6. Now take 1/3 of fruit or berry jam and spread it over the pastry layer evenly. Feel free to use any jam you like – I use sourish apple jam as the cream, and the pastry in this recipe is already quite sweet. The only claim – your jam should be thick so that it does not leak while baking. 

7. Next, sprinkle 1/3 of the nuts (50/50 walnuts and almonds in my case) on top of the layer – chop them slightly before adding. 

8. Finally, take your frozen cocoa pastry piece and grate 1/3 onto a layer using a basic cheese grater. The first layer is ready – now place it on a baking tray and put in the oven at 200°C for 15 minutes.

9. Repeat the whole process with another 2 layers: sandwich and bake the same way. Set them aside to cool completely.

10. As for the remaining pastry edges, piece them together, roll out and bake as well for 7-10 minutes until you get a golden-brown surface. Wait until the layer is cooled and crumple it finely to use for cake’s decoration later on.

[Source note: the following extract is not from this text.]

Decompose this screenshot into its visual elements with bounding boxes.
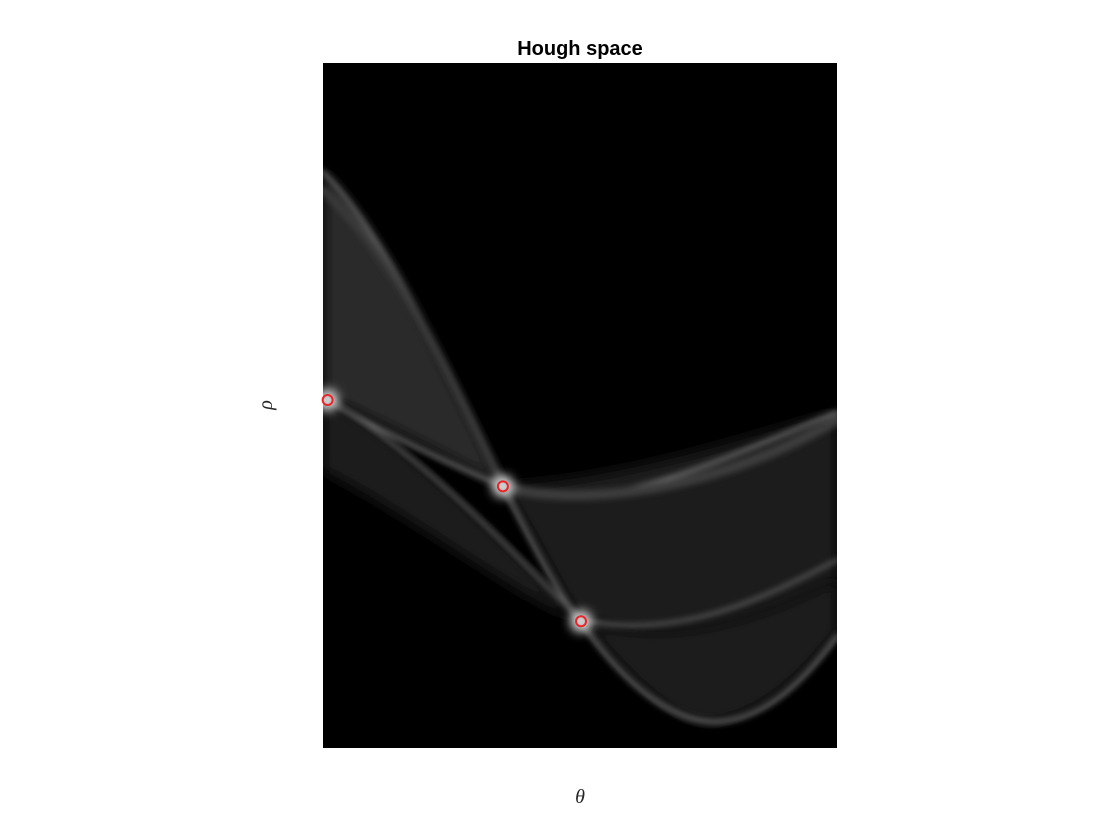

11. Now, moving to the cream: in a saucepan mix cornstarch with half of the milk until even free of clumps – the higher fat content milk you use, the richer the taste of the cream. Add sweet condensed milk, the remaining milk and a good pinch of salt – mix again and put on medium heat.

12. Constantly stirring the mixture, cook until it thickens like your basic custard – cover with cling film and set aside to cool completely.

13. Meanwhile, whip heavy cream until you get soft peaks – the traditional recipe calls for using butter at this point, but I’m not the biggest fan of a buttercream base, so usually replace it with whipped heavy cream or mascarpone. 

14. Combine the whipped cream with cooled custard – the cream is ready!

15. All you have to do next is to assemble the cake: generously cover the first layer with the cream, put the second layer on top and repeat with the rest. 

16. Finally, spread the remaining cream over the cake’s edges and sprinkle it with pastry crumbs and chopped nuts.

17. Here is the last and most difficult step – leave the cake in the fridge for at least 5-7 hours, or better, overnight to set and saturate. Then, cut in nice pieces and enjoy “Moscow country nights” with a cup of black coffee – priyatnogo appetita!